US Productivity Unexpectedly Fell in Q2

(Photo:&Steve Jurvetson,&nbspcc2.0)
(Photo: Steve Jurvetson, cc2.0)

The Labor Department reported second quarter nonfarm business labor productivity on August 9th. Productivity declined at an annual rate of .5%. On a quarter over quarter basis, productivity was down .4%. This is the first negative report in 3 years.

As a refresher, US Labor Productivity measures the amount of real gross domestic product (GDP) produced by one hour of labor. In Q2, output increased at an annual rate of 1.2%, but the number of labor hours worked grew at a rate of 1.8% resulting in lower productivity.

The chart below shows growth from one quarter over the same quarter for the prior year (marked ‘qtr growth’). Looking at a longer term picture, we average the quarter over quarter growth for three years. The dark blue line is a 3 year average to smooth quarterly fluctuations. The yellow highlights denote US economic recessions.nonfarm production

Labor productivity drives a higher standard of living. As productivity increases more goods and services are produced for the same relative amount of work. Workers are able to afford more goods.

The linkage with GDP growth and stock market returns is not quite as clear. Generally, GDP growth and productivity improvements are thought to move together and declines in productivity commonly, but not always proceed recessions and large market declines.

Implications for Investors

Over the long run, the stock market is strongly related to earnings and GDP growth. As a result, these macro indicators help provide context for investment decisions. That said, quarterly fluctuations and issues with indicator measures need to be factored in. In short, US Productivity figures give us information that informs a more complete mosaic.

What is causing the weak productivity?

Many economists are puzzled by the drop in productivity. There many theories.

One of the more hopeful theories is that the problem is how economist measure productivity. The US economy is very diverse. Loosely speaking, we have the manufacturing and services sectors. The services sector is growing at a faster rate than manufacturing. Measuring the economic output of services could be one source of error. For example, how do we measure the output of a hospital? As another example, we have moved into an era of phone and pc applications that are often given away for free. Should those be accounted for differently?

Growth in productivity is driven by investment and saving in capital, new technology and human capital. Investment and saving capital is growing at a slower rate. With less capital workers are less productive. According to Alan Blinder, former vice chairman of the Federal Reserve, ‘if we date the productivity slowdown from 2005, weak investment accounts for only about 25% of the slowdown’.  (source: ‘The Mystery of Declining Productivity’, Wall Street Journal)

Another argument made by economist Dr. Ed Yardeni is that productivity in the services sector continues to lag productivity in manufacturing as the manufacturing sector is much easier to automate.
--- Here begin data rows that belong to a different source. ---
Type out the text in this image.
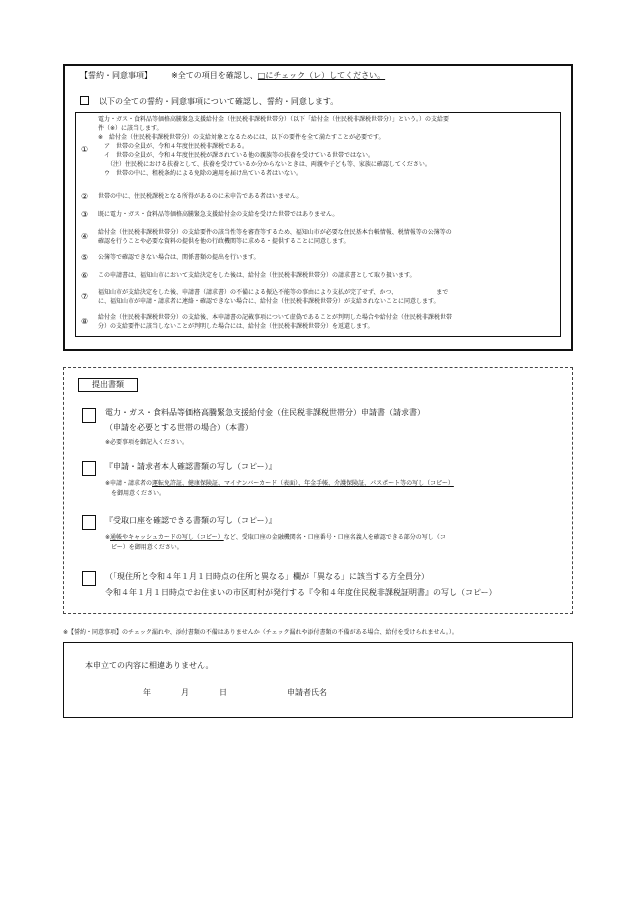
【誓約・同意事項】 ※全ての項目を確認し、□にチェック（レ）してください。
以下の全ての誓約・同意事項について確認し、誓約・同意します。
①
電力・ガス・食料品等価格高騰緊急支援給付金（住民税非課税世帯分）（以下「給付金（住民税非課税世帯分）」という。）の支給要
件（※）に該当します。
※　給付金（住民税非課税世帯分）の支給対象となるためには、以下の要件を全て満たすことが必要です。
　ア　世帯の全員が、令和４年度住民税非課税である。
　イ　世帯の全員が、令和４年度住民税が課されている他の親族等の扶養を受けている世帯ではない。
　　（注）住民税における扶養として、扶養を受けているか分からないときは、両親や子ども等、家族に確認してください。
　ウ　世帯の中に、租税条約による免除の適用を届け出ている者はいない。
② 世帯の中に、住民税課税となる所得があるのに未申告である者はいません。
③ 既に電力・ガス・食料品等価格高騰緊急支援給付金の支給を受けた世帯ではありません。
④ 給付金（住民税非課税世帯分）の支給要件の該当性等を審査等するため、福知山市が必要な住民基本台帳情報、税情報等の公簿等の
確認を行うことや必要な資料の提供を他の行政機関等に求める・提供することに同意します。
⑤ 公簿等で確認できない場合は、関係書類の提出を行います。
⑥ この申請書は、福知山市において支給決定をした後は、給付金（住民税非課税世帯分）の請求書として取り扱います。
⑦ 福知山市が支給決定をした後、申請書（請求書）の不備による振込不能等の事由により支払が完了せず、かつ、　　　　　　　まで
に、福知山市が申請・請求者に連絡・確認できない場合に、給付金（住民税非課税世帯分）が支給されないことに同意します。
⑧ 給付金（住民税非課税世帯分）の支給後、本申請書の記載事項について虚偽であることが判明した場合や給付金（住民税非課税世帯
分）の支給要件に該当しないことが判明した場合には、給付金（住民税非課税世帯分）を返還します。
提出書類
電力・ガス・食料品等価格高騰緊急支援給付金（住民税非課税世帯分）申請書（請求書）
（申請を必要とする世帯の場合）（本書）
※必要事項を御記入ください。
『申請・請求者本人確認書類の写し（コピー）』
※申請・請求者の運転免許証、健康保険証、マイナンバーカード（表面）、年金手帳、介護保険証、パスポート等の写し（コピー）
を御用意ください。
『受取口座を確認できる書類の写し（コピー）』
※通帳やキャッシュカードの写し（コピー）など、受取口座の金融機関名・口座番号・口座名義人を確認できる部分の写し（コ
ピー）を御用意ください。
（「現住所と令和４年１月１日時点の住所と異なる」欄が「異なる」に該当する方全員分）
令和４年１月１日時点でお住まいの市区町村が発行する『令和４年度住民税非課税証明書』の写し（コピー）
※【誓約・同意事項】のチェック漏れや、添付書類の不備はありませんか（チェック漏れや添付書類の不備がある場合、給付を受けられません。）。
本申立ての内容に相違ありません。
年	月	日	申請者氏名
Yardeni argues that, ‘the lackluster pace in productivity may simply reflect that most service industries still rely on workers more than automation to deliver services’.  (source: ‘Productivity Puzzle’, http://blog.yardeni.com/)

Another interesting argument made by Yardeni is that we may be experiencing a demand problem. We can have a factory producing widgets that is highly automated, but if there is no demand for the widgets productivity measures suffer.
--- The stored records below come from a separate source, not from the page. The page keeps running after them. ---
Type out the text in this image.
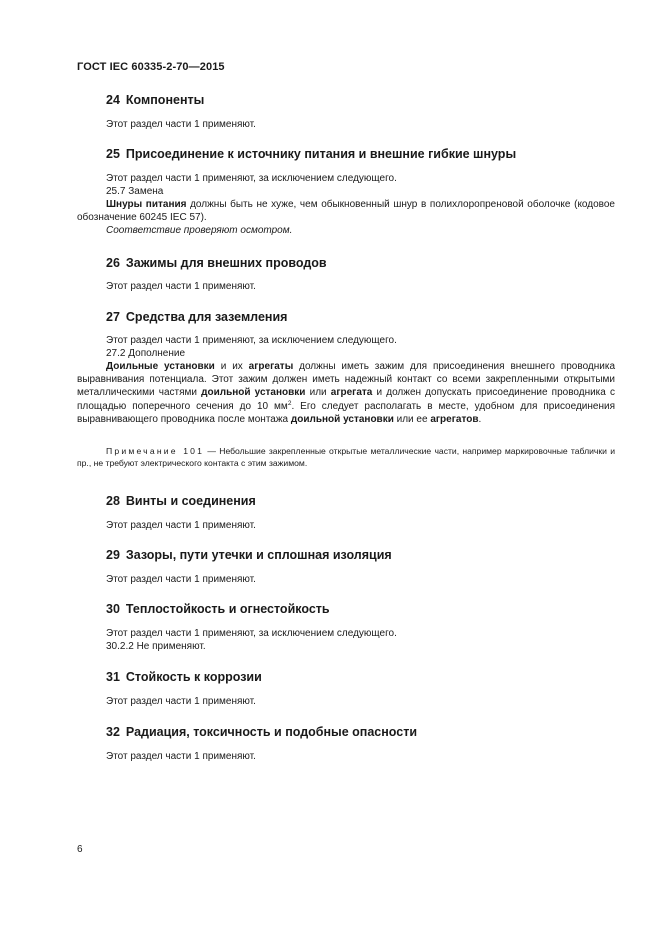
ГОСТ IEC 60335-2-70—2015
24 Компоненты
Этот раздел части 1 применяют.
25 Присоединение к источнику питания и внешние гибкие шнуры
Этот раздел части 1 применяют, за исключением следующего.
25.7 Замена
Шнуры питания должны быть не хуже, чем обыкновенный шнур в полихлоропреновой оболочке (кодовое обозначение 60245 IEC 57).
Соответствие проверяют осмотром.
26 Зажимы для внешних проводов
Этот раздел части 1 применяют.
27 Средства для заземления
Этот раздел части 1 применяют, за исключением следующего.
27.2 Дополнение
Доильные установки и их агрегаты должны иметь зажим для присоединения внешнего проводника выравнивания потенциала. Этот зажим должен иметь надежный контакт со всеми закрепленными открытыми металлическими частями доильной установки или агрегата и должен допускать присоединение проводника с площадью поперечного сечения до 10 $мм^2$. Его следует располагать в месте, удобном для присоединения выравнивающего проводника после монтажа доильной установки или ее агрегатов.
Примечание 101 — Небольшие закрепленные открытые металлические части, например маркировочные таблички и пр., не требуют электрического контакта с этим зажимом.
28 Винты и соединения
Этот раздел части 1 применяют.
29 Зазоры, пути утечки и сплошная изоляция
Этот раздел части 1 применяют.
30 Теплостойкость и огнестойкость
Этот раздел части 1 применяют, за исключением следующего.
30.2.2 Не применяют.
31 Стойкость к коррозии
Этот раздел части 1 применяют.
32 Радиация, токсичность и подобные опасности
Этот раздел части 1 применяют.
6
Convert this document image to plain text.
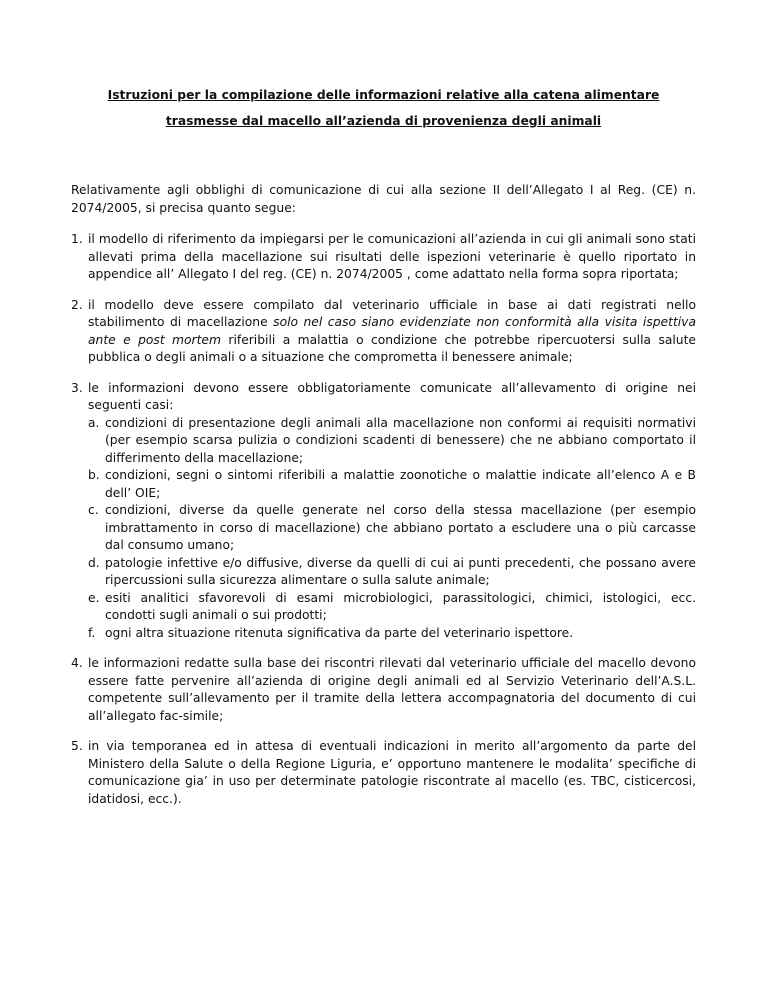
Istruzioni per la compilazione delle informazioni relative alla catena alimentare

trasmesse dal macello all’azienda di provenienza degli animali

Relativamente agli obblighi di comunicazione di cui alla sezione II dell’Allegato I al Reg. (CE) n. 2074/2005, si precisa quanto segue:

1. il modello di riferimento da impiegarsi per le comunicazioni all’azienda in cui gli animali sono stati allevati prima della macellazione sui risultati delle ispezioni veterinarie è quello riportato in appendice all’ Allegato I del reg. (CE) n. 2074/2005 , come adattato nella forma sopra riportata;
2. il modello deve essere compilato dal veterinario ufficiale in base ai dati registrati nello stabilimento di macellazione solo nel caso siano evidenziate non conformità alla visita ispettiva ante e post mortem riferibili a malattia o condizione che potrebbe ripercuotersi sulla salute pubblica o degli animali o a situazione che comprometta il benessere animale;
3. le informazioni devono essere obbligatoriamente comunicate all’allevamento di origine nei seguenti casi:
a. condizioni di presentazione degli animali alla macellazione non conformi ai requisiti normativi (per esempio scarsa pulizia o condizioni scadenti di benessere) che ne abbiano comportato il differimento della macellazione;
b. condizioni, segni o sintomi riferibili a malattie zoonotiche o malattie indicate all’elenco A e B dell’ OIE;
c. condizioni, diverse da quelle generate nel corso della stessa macellazione (per esempio imbrattamento in corso di macellazione) che abbiano portato a escludere una o più carcasse dal consumo umano;
d. patologie infettive e/o diffusive, diverse da quelli di cui ai punti precedenti, che possano avere ripercussioni sulla sicurezza alimentare o sulla salute animale;
e. esiti analitici sfavorevoli di esami microbiologici, parassitologici, chimici, istologici, ecc. condotti sugli animali o sui prodotti;
f. ogni altra situazione ritenuta significativa da parte del veterinario ispettore.
4. le informazioni redatte sulla base dei riscontri rilevati dal veterinario ufficiale del macello devono essere fatte pervenire all’azienda di origine degli animali ed al Servizio Veterinario dell’A.S.L. competente sull’allevamento per il tramite della lettera accompagnatoria del documento di cui all’allegato fac-simile;
5. in via temporanea ed in attesa di eventuali indicazioni in merito all’argomento da parte del Ministero della Salute o della Regione Liguria, e’ opportuno mantenere le modalita’ specifiche di comunicazione gia’ in uso per determinate patologie riscontrate al macello (es. TBC, cisticercosi, idatidosi, ecc.).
Another cause may be productivity declines resulting from experienced workers retiring and possibly the distraction of workers caused by multitasking and constantly checking in facebook accounts. The concerns are real. I recall an encounter with an employee in my department who was overdue on an assignment. When I stopped by his office and saw a baseball game streaming over the internet I figured that couldn’t be helping his productivity and I wasn’t shy about explaining my concern.
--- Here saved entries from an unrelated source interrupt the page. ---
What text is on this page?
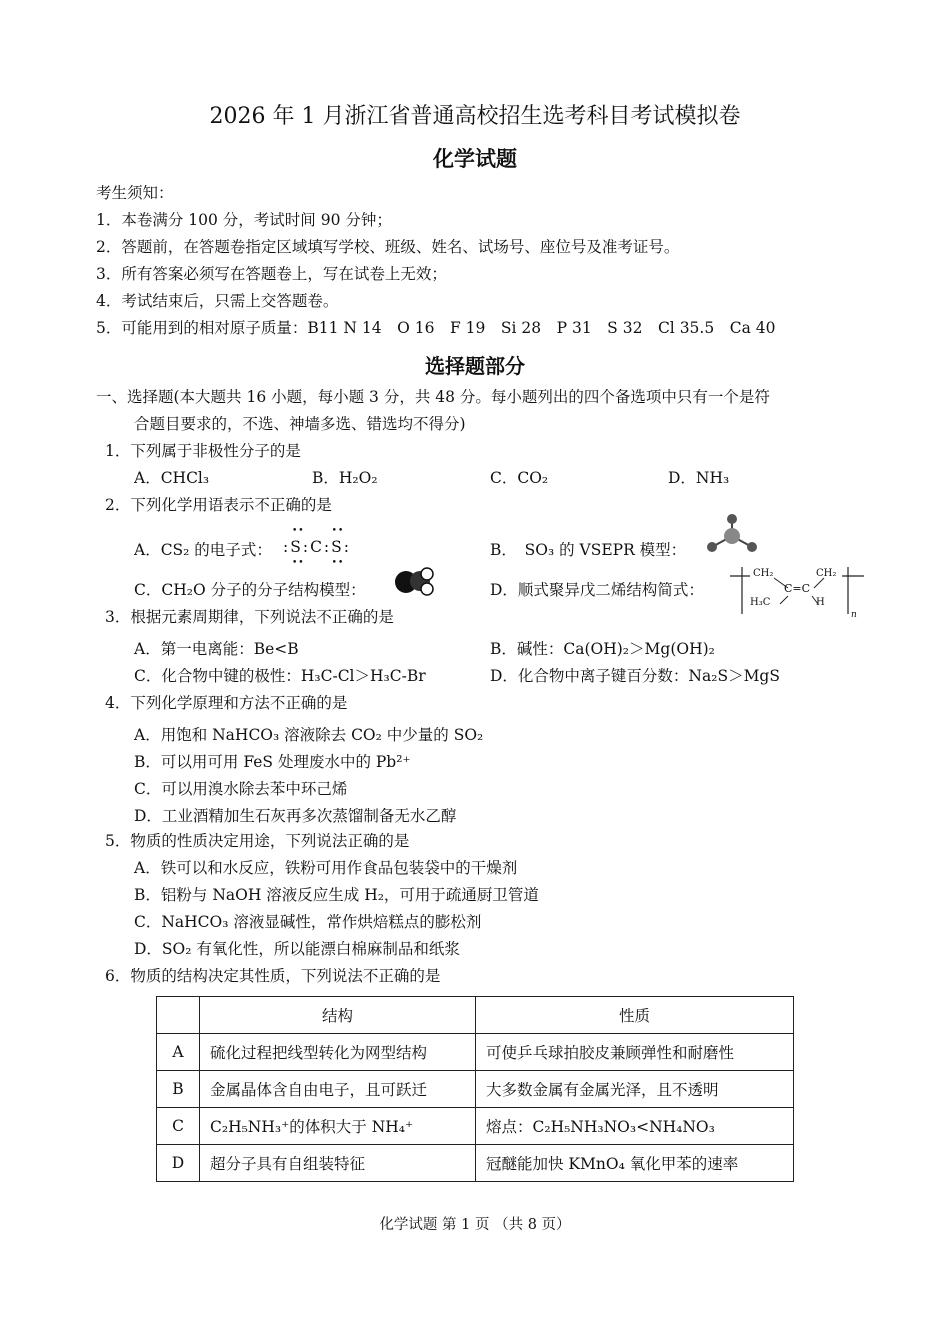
2026 年 1 月浙江省普通高校招生选考科目考试模拟卷
化学试题
考生须知：
1．本卷满分 100 分，考试时间 90 分钟；
2．答题前，在答题卷指定区域填写学校、班级、姓名、试场号、座位号及准考证号。
3．所有答案必须写在答题卷上，写在试卷上无效；
4．考试结束后，只需上交答题卷。
5．可能用到的相对原子质量：B11 N 14　O 16　F 19　Si 28　P 31　S 32　Cl 35.5　Ca 40
选择题部分
一、选择题(本大题共 16 小题，每小题 3 分，共 48 分。每小题列出的四个备选项中只有一个是符
合题目要求的，不选、神墙多选、错选均不得分)
1．下列属于非极性分子的是
A．CHCl₃	B．H₂O₂	C．CO₂	D．NH₃
2．下列化学用语表示不正确的是
A．CS₂ 的电子式： :S:C:S:
••       ••
••       ••
B．　SO₃ 的 VSEPR 模型：
C．CH₂O 分子的分子结构模型：	D．顺式聚异戊二烯结构简式：
CH₂	CH₂
C=C
H₃C	H
n
3．根据元素周期律，下列说法不正确的是
A．第一电离能：Be<B	B．碱性：Ca(OH)₂＞Mg(OH)₂
C．化合物中键的极性：H₃C-Cl＞H₃C-Br	D．化合物中离子键百分数：Na₂S＞MgS
4．下列化学原理和方法不正确的是
A．用饱和 NaHCO₃ 溶液除去 CO₂ 中少量的 SO₂
B．可以用可用 FeS 处理废水中的 Pb²⁺
C．可以用溴水除去苯中环己烯
D．工业酒精加生石灰再多次蒸馏制备无水乙醇
5．物质的性质决定用途，下列说法正确的是
A．铁可以和水反应，铁粉可用作食品包装袋中的干燥剂
B．铝粉与 NaOH 溶液反应生成 H₂，可用于疏通厨卫管道
C．NaHCO₃ 溶液显碱性，常作烘焙糕点的膨松剂
D．SO₂ 有氧化性，所以能漂白棉麻制品和纸浆
6．物质的结构决定其性质，下列说法不正确的是
	结构	性质
A	硫化过程把线型转化为网型结构	可使乒乓球拍胶皮兼顾弹性和耐磨性
B	金属晶体含自由电子，且可跃迁	大多数金属有金属光泽，且不透明
C	C₂H₅NH₃⁺的体积大于 NH₄⁺	熔点：C₂H₅NH₃NO₃<NH₄NO₃
D	超分子具有自组装特征	冠醚能加快 KMnO₄ 氧化甲苯的速率
化学试题 第 1 页 （共 8 页）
Leaving the measurement and technical issues aside, I wonder about long term innovation. My experience has been primarily associated with the technology element of productivity. Reflecting on the state of technology change in just the last 30 – 40 years, we started with main frame computers and punch cards. Personal computers took off. Networks connected computers in the office and we went mobile with wireless phones. The amount of automation and productivity gains coming from computing, the internet and wireless networks is staggering. What will be the next driver for huge increase in productivity? If the history of the United State repeats itself, whatever it is, it will be spectacular.